Lunch at the lush little Carlton Lounge and another jet-lag nap before dinner with friends. A fitful sleep, laced with dreams gave way to another day. Omi and I pedaled out to the stables where we met Akbar, the kind-hearted Bangladeshi stable manager. The three resident horses, welcomed us whinnyingly. Spirited and stately, these Arabians knew the land well.

Omi & Cheeky, riding past a jebel

Omi & Cheeky, riding past a jebel

Mounting up on Cheeky and Om’s buddy, Jimmi, we set out for what was my first ride on an English saddle. Across, about, and around we went, past the Wadi Al Saeed Golf Club. Absorbed in the rhythm and conversation of the ride, the morning passed quickly as the sun rose high into the sky.

A tour back through the Community and in particular, the commissary, where I was delighted to encounter my favorite Euro-sweets. We wandered along, meeting Omi’s many new acquaintances and friends.

We picnicked behind the fountain, amidst a grove of trees, chatting and commiserating, as Mothers and Daughters have done yhtoughout the generations. Of all the wonders on this earth, the immaterial hold the most water. Which is of particular value, in this dry land.

Evening and night came and went and early again we rose, this time to Al Hassa, and Omi’s facility. Buildings over here, based on cinder block then stuccoed, range across all stages of construction, and dilapidation. Even buildings cracked through and littered with the ever-present windswept trash boasted elaborate doors of great detail and wealth.

To say this land is foreign, would be a understatment. It seems almost other-worldly; from the language and thinking of the people, to the landscape. Yet basic tenants hold.

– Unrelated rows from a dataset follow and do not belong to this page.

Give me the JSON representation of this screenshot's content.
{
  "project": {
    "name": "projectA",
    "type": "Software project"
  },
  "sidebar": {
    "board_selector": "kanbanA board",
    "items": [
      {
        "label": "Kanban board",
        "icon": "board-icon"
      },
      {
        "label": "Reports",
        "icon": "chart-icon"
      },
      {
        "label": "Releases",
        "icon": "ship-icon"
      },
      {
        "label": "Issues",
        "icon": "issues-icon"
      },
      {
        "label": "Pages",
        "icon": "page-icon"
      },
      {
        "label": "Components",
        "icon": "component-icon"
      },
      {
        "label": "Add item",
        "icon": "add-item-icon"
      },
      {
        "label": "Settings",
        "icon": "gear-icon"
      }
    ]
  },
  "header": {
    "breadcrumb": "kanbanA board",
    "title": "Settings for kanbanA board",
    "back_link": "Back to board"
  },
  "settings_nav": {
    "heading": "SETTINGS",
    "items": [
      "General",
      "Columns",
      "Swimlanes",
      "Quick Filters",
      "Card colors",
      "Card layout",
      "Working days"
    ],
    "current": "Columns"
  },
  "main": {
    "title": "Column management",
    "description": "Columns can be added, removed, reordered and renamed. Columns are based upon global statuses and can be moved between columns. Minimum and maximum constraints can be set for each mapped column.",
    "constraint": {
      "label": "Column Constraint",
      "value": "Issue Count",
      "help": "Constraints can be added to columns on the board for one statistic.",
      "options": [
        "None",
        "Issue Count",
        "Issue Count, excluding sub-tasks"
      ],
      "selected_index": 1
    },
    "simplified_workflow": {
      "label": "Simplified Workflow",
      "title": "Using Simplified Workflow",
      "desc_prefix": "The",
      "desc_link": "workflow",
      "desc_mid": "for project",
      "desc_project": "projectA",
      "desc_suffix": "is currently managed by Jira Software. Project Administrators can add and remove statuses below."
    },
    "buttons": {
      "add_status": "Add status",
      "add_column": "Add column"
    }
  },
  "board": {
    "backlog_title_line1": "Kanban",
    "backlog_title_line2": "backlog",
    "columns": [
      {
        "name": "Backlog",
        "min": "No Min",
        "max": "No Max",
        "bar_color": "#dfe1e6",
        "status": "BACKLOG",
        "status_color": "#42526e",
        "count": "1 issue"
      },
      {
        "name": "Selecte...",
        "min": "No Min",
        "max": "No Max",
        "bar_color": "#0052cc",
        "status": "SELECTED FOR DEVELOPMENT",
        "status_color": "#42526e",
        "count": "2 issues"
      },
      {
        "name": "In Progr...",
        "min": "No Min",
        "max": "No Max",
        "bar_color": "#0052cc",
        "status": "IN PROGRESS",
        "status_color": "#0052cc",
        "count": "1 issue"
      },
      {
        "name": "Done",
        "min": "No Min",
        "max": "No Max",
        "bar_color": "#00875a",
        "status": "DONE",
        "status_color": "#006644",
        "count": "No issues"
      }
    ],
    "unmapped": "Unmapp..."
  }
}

For example, the desire to have and rear a family, to have a home (though here again, the Bedouin interpretation of this is far different from that of a Westerner).

As a generalization, and after travel through several different cultures, I will be brazen enough to call it Ethnocentric of any culture to think they are the only to deal with Racism. In every corner of the world I’ve yet encountered, residents harbor some system of hierarchy; judgment cast and based, usually, on nationality. A disappointing and bemusing commonality to share; how can something we all have in common, be exactly the thing which keeps us apart?

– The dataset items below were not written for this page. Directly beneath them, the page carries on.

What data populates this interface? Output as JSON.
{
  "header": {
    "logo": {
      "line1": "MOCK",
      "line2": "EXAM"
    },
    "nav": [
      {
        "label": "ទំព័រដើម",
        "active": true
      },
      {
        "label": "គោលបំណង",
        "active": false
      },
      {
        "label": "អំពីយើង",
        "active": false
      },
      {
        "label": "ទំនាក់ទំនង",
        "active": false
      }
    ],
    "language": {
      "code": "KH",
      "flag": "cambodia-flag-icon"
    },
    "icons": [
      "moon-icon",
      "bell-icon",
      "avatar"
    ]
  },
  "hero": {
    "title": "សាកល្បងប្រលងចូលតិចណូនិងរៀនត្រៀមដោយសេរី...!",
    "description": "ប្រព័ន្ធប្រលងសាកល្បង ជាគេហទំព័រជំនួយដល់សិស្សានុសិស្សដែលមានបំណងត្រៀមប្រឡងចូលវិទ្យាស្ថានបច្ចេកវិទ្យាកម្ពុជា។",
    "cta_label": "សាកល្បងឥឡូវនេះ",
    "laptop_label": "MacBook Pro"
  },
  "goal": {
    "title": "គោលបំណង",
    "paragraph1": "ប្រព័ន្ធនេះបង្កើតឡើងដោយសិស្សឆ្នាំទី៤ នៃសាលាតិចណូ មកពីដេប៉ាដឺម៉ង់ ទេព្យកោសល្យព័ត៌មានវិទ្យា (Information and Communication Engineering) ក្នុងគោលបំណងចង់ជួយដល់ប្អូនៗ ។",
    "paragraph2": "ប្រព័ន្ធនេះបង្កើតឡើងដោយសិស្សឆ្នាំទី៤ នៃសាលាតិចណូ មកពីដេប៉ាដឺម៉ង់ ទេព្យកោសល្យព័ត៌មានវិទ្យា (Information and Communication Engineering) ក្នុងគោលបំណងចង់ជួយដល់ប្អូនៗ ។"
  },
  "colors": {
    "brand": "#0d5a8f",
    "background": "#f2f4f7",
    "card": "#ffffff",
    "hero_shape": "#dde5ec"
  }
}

Omi & Me in the JebelsAfter a morning of touring the facility and hearing of its developing vision and purpose, Om and I met Wilson, a driver familiar with the Aramco expat community, who drove us to visit a couple of points of local interest. I will pick up with these tales in the next entry. Of much greater import and interest is the ever pressing querries regarding women’s rights.

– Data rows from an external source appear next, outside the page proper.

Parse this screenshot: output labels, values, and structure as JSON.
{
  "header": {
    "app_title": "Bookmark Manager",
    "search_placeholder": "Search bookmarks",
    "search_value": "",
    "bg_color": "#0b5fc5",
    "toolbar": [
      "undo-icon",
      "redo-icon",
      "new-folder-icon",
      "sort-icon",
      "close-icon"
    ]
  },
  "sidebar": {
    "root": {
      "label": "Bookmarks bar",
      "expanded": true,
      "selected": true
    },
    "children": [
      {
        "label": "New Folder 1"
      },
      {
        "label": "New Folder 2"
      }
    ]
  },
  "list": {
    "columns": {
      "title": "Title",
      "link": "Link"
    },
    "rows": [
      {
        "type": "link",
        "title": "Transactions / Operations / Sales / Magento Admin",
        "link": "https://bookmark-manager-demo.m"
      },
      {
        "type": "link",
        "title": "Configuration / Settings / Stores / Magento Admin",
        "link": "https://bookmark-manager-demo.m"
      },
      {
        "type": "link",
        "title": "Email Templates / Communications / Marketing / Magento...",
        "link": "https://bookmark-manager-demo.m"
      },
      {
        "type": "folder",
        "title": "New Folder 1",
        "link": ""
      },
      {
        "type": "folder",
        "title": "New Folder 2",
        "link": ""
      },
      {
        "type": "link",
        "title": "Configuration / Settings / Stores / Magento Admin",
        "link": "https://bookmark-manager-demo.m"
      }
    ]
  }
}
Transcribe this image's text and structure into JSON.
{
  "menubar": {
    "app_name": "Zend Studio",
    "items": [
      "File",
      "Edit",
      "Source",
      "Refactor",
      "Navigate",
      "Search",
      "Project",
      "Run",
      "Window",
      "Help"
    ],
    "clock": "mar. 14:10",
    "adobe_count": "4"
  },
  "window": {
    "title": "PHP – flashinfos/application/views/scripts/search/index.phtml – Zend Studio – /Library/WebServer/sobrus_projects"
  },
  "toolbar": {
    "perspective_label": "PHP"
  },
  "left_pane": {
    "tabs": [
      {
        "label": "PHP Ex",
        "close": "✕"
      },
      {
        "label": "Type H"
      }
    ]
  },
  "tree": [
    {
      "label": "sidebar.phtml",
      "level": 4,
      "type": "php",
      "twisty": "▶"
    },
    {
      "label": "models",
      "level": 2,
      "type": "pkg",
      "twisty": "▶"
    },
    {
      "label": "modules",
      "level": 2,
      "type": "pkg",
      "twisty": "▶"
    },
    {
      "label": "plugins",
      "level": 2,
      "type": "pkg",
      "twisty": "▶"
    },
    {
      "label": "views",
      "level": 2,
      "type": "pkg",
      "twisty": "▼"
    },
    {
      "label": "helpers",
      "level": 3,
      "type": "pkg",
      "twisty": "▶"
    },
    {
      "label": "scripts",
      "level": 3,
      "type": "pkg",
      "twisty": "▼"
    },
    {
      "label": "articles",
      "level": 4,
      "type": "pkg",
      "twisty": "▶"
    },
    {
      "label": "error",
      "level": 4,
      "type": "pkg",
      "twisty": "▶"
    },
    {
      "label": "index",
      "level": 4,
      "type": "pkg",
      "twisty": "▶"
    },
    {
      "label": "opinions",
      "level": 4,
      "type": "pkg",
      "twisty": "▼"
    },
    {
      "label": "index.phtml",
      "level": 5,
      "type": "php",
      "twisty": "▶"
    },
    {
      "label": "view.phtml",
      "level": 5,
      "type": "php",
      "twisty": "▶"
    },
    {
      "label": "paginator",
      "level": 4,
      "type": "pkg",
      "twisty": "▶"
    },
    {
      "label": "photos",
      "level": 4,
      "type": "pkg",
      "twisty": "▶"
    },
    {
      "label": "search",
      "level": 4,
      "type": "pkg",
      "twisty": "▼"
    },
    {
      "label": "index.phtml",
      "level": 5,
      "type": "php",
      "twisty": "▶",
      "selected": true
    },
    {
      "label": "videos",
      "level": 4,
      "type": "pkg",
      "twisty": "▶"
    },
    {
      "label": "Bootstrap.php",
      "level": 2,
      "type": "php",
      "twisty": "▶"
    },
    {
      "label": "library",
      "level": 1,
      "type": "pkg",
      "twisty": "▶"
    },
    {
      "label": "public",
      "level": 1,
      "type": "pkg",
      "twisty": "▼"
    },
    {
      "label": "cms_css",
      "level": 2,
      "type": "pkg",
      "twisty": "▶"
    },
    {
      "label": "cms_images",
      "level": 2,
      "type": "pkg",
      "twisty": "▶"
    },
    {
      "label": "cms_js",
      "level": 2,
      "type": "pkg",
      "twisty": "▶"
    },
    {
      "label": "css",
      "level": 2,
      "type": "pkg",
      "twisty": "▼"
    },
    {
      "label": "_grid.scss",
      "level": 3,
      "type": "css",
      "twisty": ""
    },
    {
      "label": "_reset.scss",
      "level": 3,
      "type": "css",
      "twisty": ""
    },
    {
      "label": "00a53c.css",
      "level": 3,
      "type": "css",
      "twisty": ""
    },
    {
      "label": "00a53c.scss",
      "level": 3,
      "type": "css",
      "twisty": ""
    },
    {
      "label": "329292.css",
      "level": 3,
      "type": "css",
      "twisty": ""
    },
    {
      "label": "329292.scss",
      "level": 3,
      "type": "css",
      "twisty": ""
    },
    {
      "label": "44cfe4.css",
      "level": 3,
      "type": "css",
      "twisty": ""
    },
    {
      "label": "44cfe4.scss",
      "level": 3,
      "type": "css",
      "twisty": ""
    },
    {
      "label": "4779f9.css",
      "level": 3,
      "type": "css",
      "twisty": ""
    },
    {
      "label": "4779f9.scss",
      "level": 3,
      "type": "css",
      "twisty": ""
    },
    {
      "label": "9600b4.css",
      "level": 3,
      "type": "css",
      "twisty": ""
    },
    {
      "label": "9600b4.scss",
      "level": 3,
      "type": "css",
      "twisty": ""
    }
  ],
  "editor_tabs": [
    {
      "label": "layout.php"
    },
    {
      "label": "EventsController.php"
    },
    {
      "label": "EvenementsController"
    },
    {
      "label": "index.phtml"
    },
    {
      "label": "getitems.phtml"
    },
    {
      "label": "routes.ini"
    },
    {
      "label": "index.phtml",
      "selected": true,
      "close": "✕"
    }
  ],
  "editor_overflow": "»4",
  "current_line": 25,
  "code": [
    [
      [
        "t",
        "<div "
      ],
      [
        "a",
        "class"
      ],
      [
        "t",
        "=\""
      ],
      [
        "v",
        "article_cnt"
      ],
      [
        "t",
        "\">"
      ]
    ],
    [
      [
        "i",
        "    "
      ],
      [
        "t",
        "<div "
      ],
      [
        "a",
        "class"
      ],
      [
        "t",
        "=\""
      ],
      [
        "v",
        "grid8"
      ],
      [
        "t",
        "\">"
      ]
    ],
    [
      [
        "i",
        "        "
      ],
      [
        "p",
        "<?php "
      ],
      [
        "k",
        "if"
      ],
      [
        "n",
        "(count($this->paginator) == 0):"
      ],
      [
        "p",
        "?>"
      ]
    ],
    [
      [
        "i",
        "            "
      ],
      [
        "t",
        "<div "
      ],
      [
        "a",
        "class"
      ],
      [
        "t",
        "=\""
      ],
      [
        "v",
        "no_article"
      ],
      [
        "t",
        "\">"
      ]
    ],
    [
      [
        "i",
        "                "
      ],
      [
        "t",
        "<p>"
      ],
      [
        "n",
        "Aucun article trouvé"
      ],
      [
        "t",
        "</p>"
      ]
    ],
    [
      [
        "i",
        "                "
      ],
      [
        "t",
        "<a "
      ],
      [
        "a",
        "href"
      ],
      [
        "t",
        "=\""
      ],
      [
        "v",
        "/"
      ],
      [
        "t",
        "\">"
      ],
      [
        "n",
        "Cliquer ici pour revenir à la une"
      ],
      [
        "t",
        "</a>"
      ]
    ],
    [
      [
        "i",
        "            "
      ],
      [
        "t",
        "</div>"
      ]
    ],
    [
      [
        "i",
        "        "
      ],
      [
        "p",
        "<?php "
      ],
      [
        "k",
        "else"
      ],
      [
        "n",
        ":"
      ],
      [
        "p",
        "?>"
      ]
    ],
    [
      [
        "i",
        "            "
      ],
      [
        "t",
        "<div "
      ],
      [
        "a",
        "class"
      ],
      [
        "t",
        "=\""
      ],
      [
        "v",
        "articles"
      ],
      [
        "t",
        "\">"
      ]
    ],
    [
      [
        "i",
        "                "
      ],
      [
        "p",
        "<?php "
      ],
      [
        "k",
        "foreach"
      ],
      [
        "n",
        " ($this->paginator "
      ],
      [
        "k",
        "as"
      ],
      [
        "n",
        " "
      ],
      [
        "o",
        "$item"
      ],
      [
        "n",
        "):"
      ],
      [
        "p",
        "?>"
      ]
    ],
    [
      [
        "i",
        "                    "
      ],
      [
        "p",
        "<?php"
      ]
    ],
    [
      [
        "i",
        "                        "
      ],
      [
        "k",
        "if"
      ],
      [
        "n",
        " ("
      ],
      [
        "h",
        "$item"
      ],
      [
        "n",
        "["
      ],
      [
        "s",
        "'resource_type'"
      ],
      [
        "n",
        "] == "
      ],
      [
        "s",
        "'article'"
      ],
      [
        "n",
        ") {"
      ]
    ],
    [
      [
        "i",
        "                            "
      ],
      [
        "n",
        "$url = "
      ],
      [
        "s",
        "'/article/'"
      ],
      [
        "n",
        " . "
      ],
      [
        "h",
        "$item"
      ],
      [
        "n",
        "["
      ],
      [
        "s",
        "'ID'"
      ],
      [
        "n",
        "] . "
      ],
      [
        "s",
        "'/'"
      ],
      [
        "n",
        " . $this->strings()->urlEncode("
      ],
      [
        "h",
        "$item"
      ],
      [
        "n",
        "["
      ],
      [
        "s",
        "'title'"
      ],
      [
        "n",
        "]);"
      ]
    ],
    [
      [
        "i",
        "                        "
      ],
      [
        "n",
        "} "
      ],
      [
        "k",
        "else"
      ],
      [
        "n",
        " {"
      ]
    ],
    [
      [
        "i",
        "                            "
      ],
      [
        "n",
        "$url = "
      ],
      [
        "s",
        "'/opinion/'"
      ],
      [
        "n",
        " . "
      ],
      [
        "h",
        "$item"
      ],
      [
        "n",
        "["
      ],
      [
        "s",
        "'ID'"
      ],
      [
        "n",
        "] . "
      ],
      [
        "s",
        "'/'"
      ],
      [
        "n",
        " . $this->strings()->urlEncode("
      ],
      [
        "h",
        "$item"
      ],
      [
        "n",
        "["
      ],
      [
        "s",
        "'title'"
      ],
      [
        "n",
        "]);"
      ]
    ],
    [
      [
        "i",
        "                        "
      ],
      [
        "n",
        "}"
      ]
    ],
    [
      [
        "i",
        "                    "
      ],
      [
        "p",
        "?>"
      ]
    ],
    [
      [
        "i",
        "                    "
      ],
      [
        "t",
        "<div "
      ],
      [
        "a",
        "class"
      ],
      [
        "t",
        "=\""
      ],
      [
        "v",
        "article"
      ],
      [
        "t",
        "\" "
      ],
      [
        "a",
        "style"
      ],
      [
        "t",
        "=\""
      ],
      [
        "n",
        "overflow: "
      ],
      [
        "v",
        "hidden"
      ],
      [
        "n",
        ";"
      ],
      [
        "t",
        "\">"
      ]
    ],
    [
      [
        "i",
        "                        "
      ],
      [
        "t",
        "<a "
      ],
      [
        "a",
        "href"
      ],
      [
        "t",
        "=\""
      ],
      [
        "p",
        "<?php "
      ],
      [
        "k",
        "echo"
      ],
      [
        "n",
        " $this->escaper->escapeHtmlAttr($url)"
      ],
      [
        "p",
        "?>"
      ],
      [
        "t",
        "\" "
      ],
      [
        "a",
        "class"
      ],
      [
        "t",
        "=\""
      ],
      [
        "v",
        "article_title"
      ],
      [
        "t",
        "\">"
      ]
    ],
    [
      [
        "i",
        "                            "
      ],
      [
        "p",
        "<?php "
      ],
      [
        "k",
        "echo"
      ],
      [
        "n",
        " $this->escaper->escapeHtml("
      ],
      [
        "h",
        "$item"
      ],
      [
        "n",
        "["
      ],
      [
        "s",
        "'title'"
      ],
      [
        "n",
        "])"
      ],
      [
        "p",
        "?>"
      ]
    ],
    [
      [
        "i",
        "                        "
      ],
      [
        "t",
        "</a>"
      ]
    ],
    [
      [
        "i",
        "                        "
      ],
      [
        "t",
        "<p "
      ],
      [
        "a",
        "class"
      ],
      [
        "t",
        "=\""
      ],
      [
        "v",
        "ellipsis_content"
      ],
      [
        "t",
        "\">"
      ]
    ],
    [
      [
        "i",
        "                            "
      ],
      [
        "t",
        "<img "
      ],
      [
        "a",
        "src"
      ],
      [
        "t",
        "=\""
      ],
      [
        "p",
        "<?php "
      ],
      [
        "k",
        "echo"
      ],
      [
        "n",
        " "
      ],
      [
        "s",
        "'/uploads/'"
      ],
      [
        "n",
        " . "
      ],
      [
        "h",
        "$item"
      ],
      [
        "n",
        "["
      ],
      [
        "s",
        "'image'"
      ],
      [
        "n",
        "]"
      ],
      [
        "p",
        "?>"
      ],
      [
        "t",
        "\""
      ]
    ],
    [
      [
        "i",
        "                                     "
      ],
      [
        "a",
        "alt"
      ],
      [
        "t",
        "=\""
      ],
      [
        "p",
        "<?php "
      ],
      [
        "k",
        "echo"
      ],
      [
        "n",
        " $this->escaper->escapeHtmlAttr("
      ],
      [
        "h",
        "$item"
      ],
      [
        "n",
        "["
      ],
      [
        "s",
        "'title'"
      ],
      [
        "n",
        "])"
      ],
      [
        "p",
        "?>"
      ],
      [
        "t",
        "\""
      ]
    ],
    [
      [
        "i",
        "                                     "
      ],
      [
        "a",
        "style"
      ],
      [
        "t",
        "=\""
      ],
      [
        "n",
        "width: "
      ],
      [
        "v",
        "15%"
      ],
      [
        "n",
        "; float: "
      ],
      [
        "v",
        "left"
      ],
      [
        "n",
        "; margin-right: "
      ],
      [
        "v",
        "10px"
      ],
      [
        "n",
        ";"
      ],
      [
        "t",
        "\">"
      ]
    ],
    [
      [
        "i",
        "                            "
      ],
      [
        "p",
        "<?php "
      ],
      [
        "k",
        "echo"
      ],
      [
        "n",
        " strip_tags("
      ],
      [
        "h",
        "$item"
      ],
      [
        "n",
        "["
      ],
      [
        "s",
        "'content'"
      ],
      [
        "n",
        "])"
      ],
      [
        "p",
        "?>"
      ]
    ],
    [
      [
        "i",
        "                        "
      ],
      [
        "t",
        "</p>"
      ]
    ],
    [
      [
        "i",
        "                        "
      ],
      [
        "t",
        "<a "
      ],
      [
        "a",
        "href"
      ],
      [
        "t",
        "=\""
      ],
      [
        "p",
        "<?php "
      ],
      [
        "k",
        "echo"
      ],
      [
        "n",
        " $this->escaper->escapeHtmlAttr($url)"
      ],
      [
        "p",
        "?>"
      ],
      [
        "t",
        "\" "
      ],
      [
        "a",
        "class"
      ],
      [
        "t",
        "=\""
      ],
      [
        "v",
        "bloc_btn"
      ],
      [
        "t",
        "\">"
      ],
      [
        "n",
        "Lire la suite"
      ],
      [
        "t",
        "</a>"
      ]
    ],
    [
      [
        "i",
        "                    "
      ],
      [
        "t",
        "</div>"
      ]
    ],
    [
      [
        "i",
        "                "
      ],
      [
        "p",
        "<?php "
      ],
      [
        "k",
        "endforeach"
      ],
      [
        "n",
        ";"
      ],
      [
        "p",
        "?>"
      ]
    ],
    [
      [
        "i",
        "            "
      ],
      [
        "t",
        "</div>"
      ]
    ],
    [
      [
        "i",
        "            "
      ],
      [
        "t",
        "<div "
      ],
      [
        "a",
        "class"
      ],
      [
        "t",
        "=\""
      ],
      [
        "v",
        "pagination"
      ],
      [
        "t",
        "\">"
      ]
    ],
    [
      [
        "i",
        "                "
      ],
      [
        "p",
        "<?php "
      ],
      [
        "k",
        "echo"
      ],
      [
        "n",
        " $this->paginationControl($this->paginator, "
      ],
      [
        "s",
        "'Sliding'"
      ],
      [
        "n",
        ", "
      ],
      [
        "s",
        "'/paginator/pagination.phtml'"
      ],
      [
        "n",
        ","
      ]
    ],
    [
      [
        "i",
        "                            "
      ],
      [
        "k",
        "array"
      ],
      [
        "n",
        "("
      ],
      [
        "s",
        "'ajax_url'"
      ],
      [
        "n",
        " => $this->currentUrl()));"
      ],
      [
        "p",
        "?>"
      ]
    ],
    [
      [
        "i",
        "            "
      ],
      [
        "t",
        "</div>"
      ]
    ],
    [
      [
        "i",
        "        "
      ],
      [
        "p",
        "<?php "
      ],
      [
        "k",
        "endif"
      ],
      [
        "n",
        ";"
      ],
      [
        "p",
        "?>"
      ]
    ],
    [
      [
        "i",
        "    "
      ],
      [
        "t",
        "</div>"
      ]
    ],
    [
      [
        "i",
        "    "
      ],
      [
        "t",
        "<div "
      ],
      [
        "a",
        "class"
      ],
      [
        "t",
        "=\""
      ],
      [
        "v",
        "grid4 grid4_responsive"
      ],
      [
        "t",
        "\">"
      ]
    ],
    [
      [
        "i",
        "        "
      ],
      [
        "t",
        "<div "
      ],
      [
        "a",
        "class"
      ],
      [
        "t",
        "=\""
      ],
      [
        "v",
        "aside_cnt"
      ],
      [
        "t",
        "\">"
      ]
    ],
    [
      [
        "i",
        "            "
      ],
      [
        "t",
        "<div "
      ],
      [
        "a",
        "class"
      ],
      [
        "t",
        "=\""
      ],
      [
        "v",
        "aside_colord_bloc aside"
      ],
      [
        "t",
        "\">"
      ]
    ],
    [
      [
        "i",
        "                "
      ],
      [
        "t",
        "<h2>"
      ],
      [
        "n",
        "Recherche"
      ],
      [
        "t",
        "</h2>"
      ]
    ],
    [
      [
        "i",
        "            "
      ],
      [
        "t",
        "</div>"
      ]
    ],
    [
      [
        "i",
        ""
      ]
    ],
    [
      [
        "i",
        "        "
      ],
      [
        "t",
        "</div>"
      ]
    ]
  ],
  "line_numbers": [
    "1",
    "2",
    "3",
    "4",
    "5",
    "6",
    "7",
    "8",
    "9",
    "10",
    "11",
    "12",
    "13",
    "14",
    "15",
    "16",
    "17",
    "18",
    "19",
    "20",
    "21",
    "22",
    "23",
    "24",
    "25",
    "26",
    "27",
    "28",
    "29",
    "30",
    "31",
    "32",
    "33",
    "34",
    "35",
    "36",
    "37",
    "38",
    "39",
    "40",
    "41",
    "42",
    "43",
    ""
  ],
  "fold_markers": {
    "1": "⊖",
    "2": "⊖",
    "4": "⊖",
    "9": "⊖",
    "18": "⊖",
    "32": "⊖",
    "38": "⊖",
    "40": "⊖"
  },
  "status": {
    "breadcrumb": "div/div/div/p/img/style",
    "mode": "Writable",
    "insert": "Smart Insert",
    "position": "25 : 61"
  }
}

Better than I to speak to such subject matter, is Princess Ameerah. If you don’t have 4 minutes to hear what a woman has to say, well, first off you aren’t reading this right now; but secondly, a powerful synopsis was her response to the interviewer’s allegation that Western Women see Middle Eastern Women as backwards and as Second Class Citizens:

Come, and you’ll see. We are not backwards and we are not second class citizens. Maybe the rules are backwards and maybe the policies are backwards but it’s not us. We are very much educated and very much respected within our own families. We are entrepreneurs, business women, social leaders, interconnected, globalized, multi-lingual…if you just open your eyes, you will see them around you and you will see how powerful women in the region are.